Friday, October 14, 2016

I'm bipolar, please stop comparing my condition to the weather

Back in 2007 I was diagnosed with Bipolar Disorder, the type later to be identified as Bipolar NOS. I was a few months shy of being 21. It was a rough few years prior and I always knew something was wrong. With that being said, my family did not believe in mental illness or accept anything but heterosexism. Being a minority really did shape my ideals and understanding of mental illness and my position on it. I've probably struggled with this since I was 12 years old: two things, first, you usually don't diagnose a child that young with something so serious or stigmatizing, second, we didn't believe it existed. When I got to college a few years prior, heck, I thought my whole life was normal. Going to college showed me that the families I saw on TV weren't just TV families and that some really existed. So my perception changed. What I didn't believe in before was real.
Now, a couple months shy of 30, I've had my fair share highs and lows....medicated and non-medicated. Its been hard and I only know accept that. Trying to explain my OCD to some friends today for OCD awareness week also made me realize that I use a lot of my rituals/patterns to help me cope with cycling. The weather is not struggling to get by in society, it's not realizing it will forever be alone, it's not dreaming about stabilizing it's mood, and so much more. Saying it should pick the weather type already...it's so bipolar. I struggle everyday trying to be "normal" or calm my OCD! Most don't know the struggle most won't ever understand.
Now, I'm always the friend, not bestfriend, not bride, not girlfriend, not lover, not included in friend group, etc. I'm the one that everybody says is so funny, creative, mind everywhere, charismatic, nice, caring, etc. But when my cycle takes me the other way I'm out of site. I'm not invited to things, I sit on my floor Friday nights I'm not working and think, just think for hours, this is me. I hurt. I bleed like everyone else. As my ex snoreso in my bed because she needed somewhere to stay I think about how she is still pining over the one that cheated on her, that made her feel like crap 3/4 of their relationship, did her wrong in so many ways. I think of her, just like I do all my friends and want to help. I'm taken advantage of. Then I cycle faster, I can be elated then I absorb all of their pain, their trials never touching on mine. Then I go from hypomania to depression really fast. As the kids say, 0-100 real quick.

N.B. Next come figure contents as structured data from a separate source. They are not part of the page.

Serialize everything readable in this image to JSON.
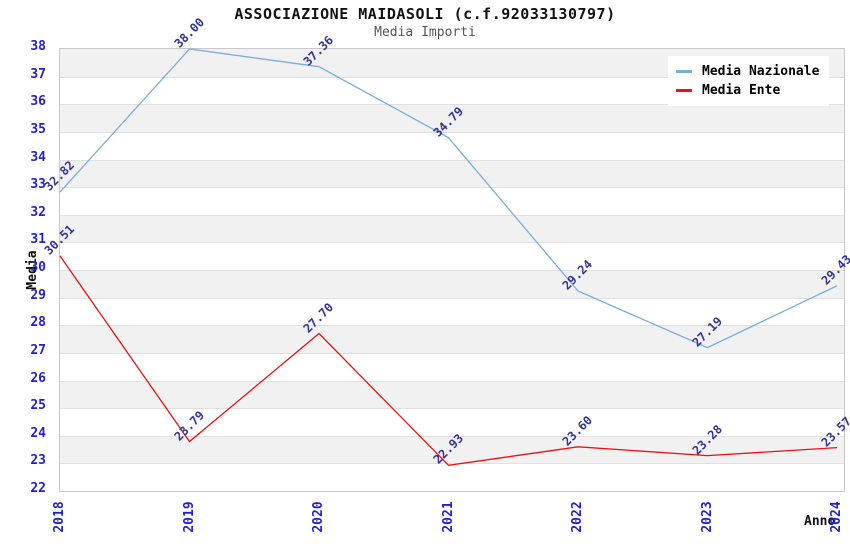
{
  "header": {
    "title": "ASSOCIAZIONE MAIDASOLI (c.f.92033130797)",
    "subtitle": "Media Importi"
  },
  "chart_data": {
    "type": "line",
    "title": "ASSOCIAZIONE MAIDASOLI (c.f.92033130797)",
    "subtitle": "Media Importi",
    "x": [
      2018,
      2019,
      2020,
      2021,
      2022,
      2023,
      2024
    ],
    "series": [
      {
        "name": "Media Nazionale",
        "color": "#7aaede",
        "values": [
          32.82,
          38.0,
          37.36,
          34.79,
          29.24,
          27.19,
          29.43
        ]
      },
      {
        "name": "Media Ente",
        "color": "#ee1111",
        "values": [
          30.51,
          23.79,
          27.7,
          22.93,
          23.6,
          23.28,
          23.57
        ]
      }
    ],
    "xlabel": "Anno",
    "ylabel": "Media",
    "ylim": [
      22,
      38
    ],
    "ytick_step": 1,
    "legend_position": "top-right",
    "grid": "horizontal-bands",
    "band_colors": [
      "#f1f1f1",
      "#ffffff"
    ],
    "tick_label_color": "#2222cc",
    "data_label_color": "#333399"
  }
}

I've been on so many different types of med and different psychologists it's crazy. Glad my counselor has stuck through it with me. I can't say that for one single friend in the past 9-10years dealing with this. I'm hurting and don't know what to do. Luckily with bipolar you need a lot less sleep. So I'm gonna go Uber and then go to Perkins at 3am, then come home and sleep on the floor. I've contemplated many of life's decisions. Good night for now, see you tomorrow. Stay on top of the world. Bipolar is real.